The scene is nothing new — a high school student looks to her tutor to explain a seemingly impossible homework problem. The tutor then writes out a step-by-step explanation, decoding the jumble of words and numbers. But in this scenario the student is working from the couch in her sister’s Maine apartment, and the tutor is hundreds of miles away in his office in Westport, CT.
The product that made this scenario a reality earned the distinction of “Most Promising Technology Product or Service of 2010” in the Connecticut Technology Council’s Innovation Pipeline Awards on Sept. 30. TutorTrove, a software program developed by Eli Luberoff ’09, brings tutoring online by allowing tutors to remotely collaborate with their students in real time. While the software has never been officially marketed, two of its current users of the program said they believe the technology could have far-reaching implications for tutoring in the technological era.
“With TutorTrove, we can help students who wouldn’t be able to get help where they are,” said Trey Billings, co-founder and operator of Freudigman & Billings LLC, one of the 24 tutoring firms nationwide who use the software. TutorTrove has over 7,000 users so far, including companies and individuals.
Tutors have access to electronic “whiteboards” when they use the program where they are able to write equations and solve problems that their students can immediately see and respond to, Luberoff said. Additionally, the software has a built in chat-room feature which allows the tutors to communicate directly with the students. This means that students and tutors no longer need to be in the same room — or even the same state, Luberoff said.
Both Billings and Matthew Nemerson, president of the Connecticut Technology Council, believe that Luberoff’s TutorTrove has implications far beyond practical or financial gains for the tutoring firms. Billings said that TutorTrove offers exciting prospects for improving educational opportunities nationwide.
“This is not trivial,” Nemerson said. “This could change the way people get tutored, and really help fix all sorts of educational problems.”
Luberoff came up with the idea for TutorTrove long before he began writing any code for the software. When he was in high school, he said, he often helped his friends with homework, and wished there were an easier way to transmit information remotely than over the phone. This interest in tutoring continued during his time at Yale, where Luberoff worked at Freudigman and Billings for two years.
Although he said he recognized the need for improved software to facilitate the tutoring process, Luberoff originally wanted to design the product for personal, not commercial use.
Luberoff, an intensive mathematics and physics double major, took three semesters off from Yale during the development phase of the software to work with a computer scientist collaborator at the University of Indiana. The product — finalized in Jan. 2010 — can be run on any type of computer without any downloads, provided that the machine is able to run flash videos.
Billings said he and Kim Freudigman, owners of Freudigman & Billings, were two of the earliest financial stakeholders in the business.
The now award–winning technology has never been widely marketed, Luberoff said. Instead, its popularity has grown through word of mouth, he said, particularly at trade shows or with clients in tutoring firms.

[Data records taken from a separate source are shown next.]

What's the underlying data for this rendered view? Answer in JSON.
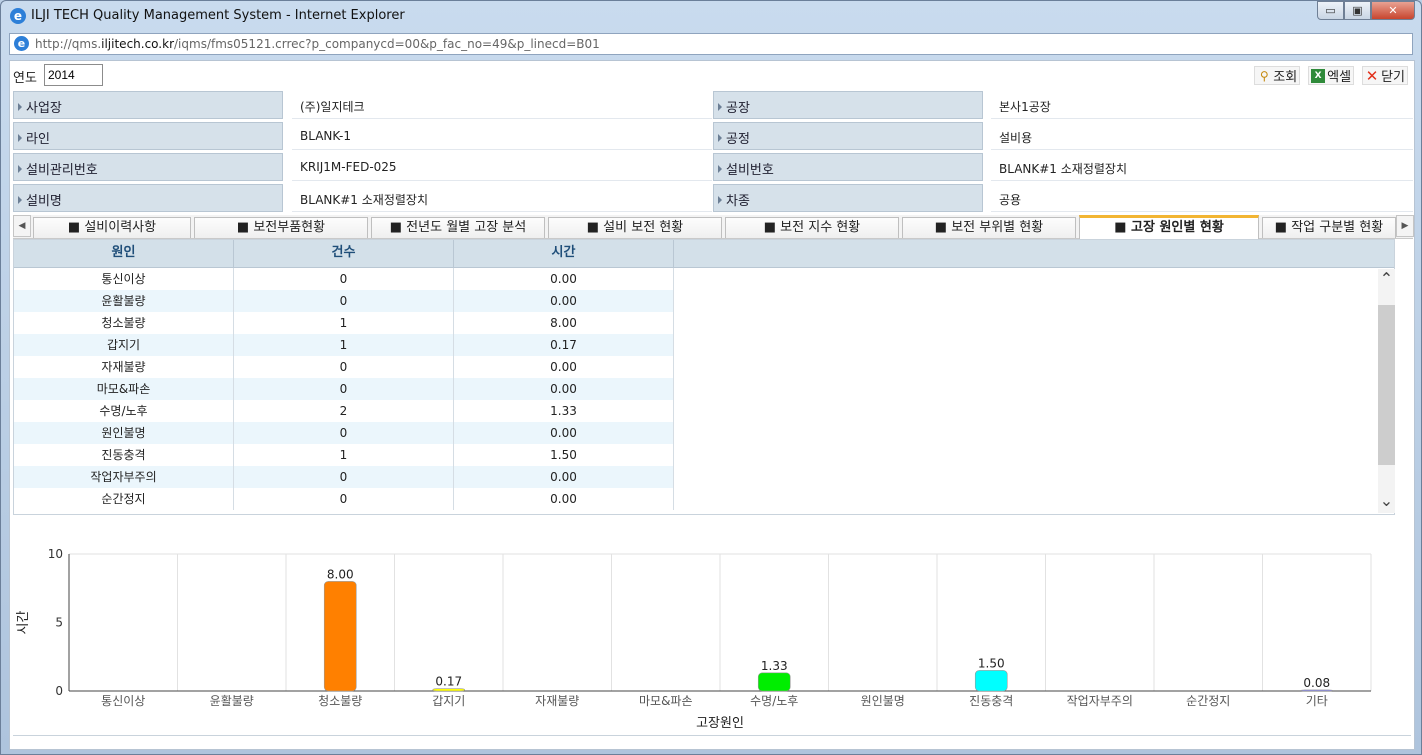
{
  "window": {
    "title": "ILJI TECH Quality Management System - Internet Explorer",
    "url_prefix": "http://qms.",
    "url_domain": "iljitech.co.kr",
    "url_path": "/iqms/fms05121.crrec?p_companycd=00&p_fac_no=49&p_linecd=B01",
    "minimize": "▭",
    "maximize": "▣",
    "close": "✕",
    "ie_icon": "e"
  },
  "toolbar": {
    "year_label": "연도",
    "year_value": "2014",
    "search_label": "조회",
    "excel_label": "엑셀",
    "close_label": "닫기"
  },
  "info": {
    "business_label": "사업장",
    "business_value": "(주)일지테크",
    "factory_label": "공장",
    "factory_value": "본사1공장",
    "line_label": "라인",
    "line_value": "BLANK-1",
    "process_label": "공정",
    "process_value": "설비용",
    "mgmt_no_label": "설비관리번호",
    "mgmt_no_value": "KRIJ1M-FED-025",
    "equip_no_label": "설비번호",
    "equip_no_value": "BLANK#1 소재정렬장치",
    "equip_name_label": "설비명",
    "equip_name_value": "BLANK#1 소재정렬장치",
    "car_label": "차종",
    "car_value": "공용"
  },
  "tabs": [
    "■ 설비이력사항",
    "■ 보전부품현황",
    "■ 전년도 월별 고장 분석",
    "■ 설비 보전 현황",
    "■ 보전 지수 현황",
    "■ 보전 부위별 현황",
    "■ 고장 원인별 현황",
    "■ 작업 구분별 현황"
  ],
  "tab_arrows": {
    "left": "◀",
    "right": "▶"
  },
  "grid": {
    "headers": {
      "cause": "원인",
      "count": "건수",
      "time": "시간"
    },
    "rows": [
      {
        "cause": "통신이상",
        "count": "0",
        "time": "0.00"
      },
      {
        "cause": "윤활불량",
        "count": "0",
        "time": "0.00"
      },
      {
        "cause": "청소불량",
        "count": "1",
        "time": "8.00"
      },
      {
        "cause": "갑지기",
        "count": "1",
        "time": "0.17"
      },
      {
        "cause": "자재불량",
        "count": "0",
        "time": "0.00"
      },
      {
        "cause": "마모&파손",
        "count": "0",
        "time": "0.00"
      },
      {
        "cause": "수명/노후",
        "count": "2",
        "time": "1.33"
      },
      {
        "cause": "원인불명",
        "count": "0",
        "time": "0.00"
      },
      {
        "cause": "진동충격",
        "count": "1",
        "time": "1.50"
      },
      {
        "cause": "작업자부주의",
        "count": "0",
        "time": "0.00"
      },
      {
        "cause": "순간정지",
        "count": "0",
        "time": "0.00"
      }
    ],
    "scroll_up": "⌃",
    "scroll_down": "⌄"
  },
  "chart_data": {
    "type": "bar",
    "categories": [
      "통신이상",
      "윤활불량",
      "청소불량",
      "갑지기",
      "자재불량",
      "마모&파손",
      "수명/노후",
      "원인불명",
      "진동충격",
      "작업자부주의",
      "순간정지",
      "기타"
    ],
    "values": [
      0,
      0,
      8.0,
      0.17,
      0,
      0,
      1.33,
      0,
      1.5,
      0,
      0,
      0.08
    ],
    "labels": [
      "",
      "",
      "8.00",
      "0.17",
      "",
      "",
      "1.33",
      "",
      "1.50",
      "",
      "",
      "0.08"
    ],
    "colors": [
      "#ff8000",
      "#ff8000",
      "#ff8000",
      "#ffff00",
      "#ff8000",
      "#ff8000",
      "#00ee00",
      "#ff8000",
      "#00ffff",
      "#ff8000",
      "#ff8000",
      "#8080ff"
    ],
    "xlabel": "고장원인",
    "ylabel": "시간",
    "ylim": [
      0,
      10
    ],
    "yticks": [
      "0",
      "5",
      "10"
    ],
    "grid": true
  }
}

“We’ll show it to someone, and they’ll show it to their friends,” Luberoff said. “And then, there is this chain of people who get really excited about it.”
Nemerson said he found the software to exactly fit the criteria the Council looks for in upcoming technologies. He said that TutorTrove is a complete system that solves a pressing problem in both an elegant way and in a financially sustainable way.
Since his graduation from Yale in 2009, Luberoff has been working on the business model and technology for TutorTrove full-time. Earlier this year, he relocated to the Yale Entrepreneurial Institute on York Street to continue the work.
The current business model for the software requires the tutoring firms to pay a certain set fee for access to the technology, varying based on the individual needs of firms, said Billings. Each firm, in turn, sets the cost for use of the software with its clients.
“Online tutoring is just pure additional revenue,” Billings said, “so firms are than happy to pay the additional cost of the subscription.”
In addition to TutorTrove, Yale-affiliated start-ups won four of the eight awards given at the 2010 Innovation Pipeline awards, which evaluated 115 New England companies.